Эти два письма запечатлели глубокое преобразование взгляда Зощенко на любовь, его прощание с романтизмом юности и роль Веры Кербиц в происходившей с ним трансформации.
А что касается появившейся у Зощенко возможности эмигрировать сразу после Октября из России во Францию, в Париж, то такая возможность была для него совершенно реальной. В автобиографическом комментарии 1933 года к «Возвращенной молодости» он писал: «Был момент, когда я из Архангельска хотел уехать за границу. Мне было предложено место на ледоколе. Одна влюбленная в меня француженка достала мне во французском посольстве паспорт иностранного подданного. Однако в последний момент я передумал». Он успел уехать из Архангельска в Петроград за несколько дней до занятия города англичанами, которые ответили интервенцией на большевистский переворот и арест Временного правительства.
Об этой истории Зощенко рассказывает и в «Перед восходом солнца» – через десять лет после первого упоминания и, разумеется, уже в другом тоне, соответственно иному времени. Теперь он сразу отвечает французскому полковнику, пригласившему его в посольство для получения иностранного паспорта, что не собирается никуда уезжать и не просил свою знакомую француженку о протекции. Он не слышит никаких вразумлений насчет того, что происходит в стране, насчет пролетарской революции. У него нет сомнений. Он ясно понимает: «Я не могу и не хочу уехать из России. Я ничего не ищу в Париже».

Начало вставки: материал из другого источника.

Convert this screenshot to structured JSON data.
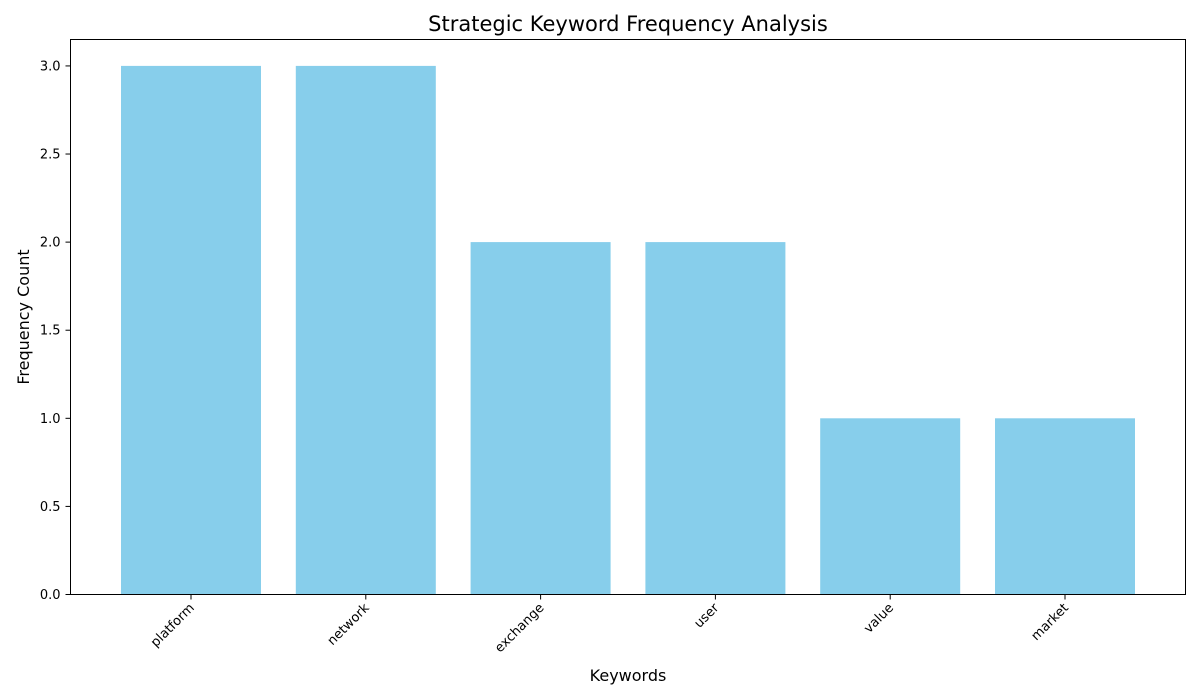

При всем, казалось бы, различии этих двух трактовок «парижского» эпизода, тут нет глубинного противоречия. В самом деле, он мог увлечься на миг этой перспективой – Франция, Париж! Великая французская литература с ее прославленными именами! Да только его собственная душа, вся его натура, судьба его были связаны с Россией, с ее языком, с ее жизнью, с ее литературой…
Но как бы ни окрашивалось спустя годы в его воспоминаниях то переломное время, оно было для молодого Зощенко очень трудным, глубоко изменившим его жизнь и его самого. Причем не только и не столько в том, о чем он изящно писал Вере Владимировне. И что лишь намеком, в подтексте присутствовало там. Этот личный разлад, связанный с социальным кризисом, откровенно запечатлелся, очевидно, лишь в его письмах из Архангельска, адресованных матери:
«Архангельск, декабрь 1917 г.
Последнее время болел я, мамочка. Не слишком сильно, нервы да сердце. Да и как не болеть?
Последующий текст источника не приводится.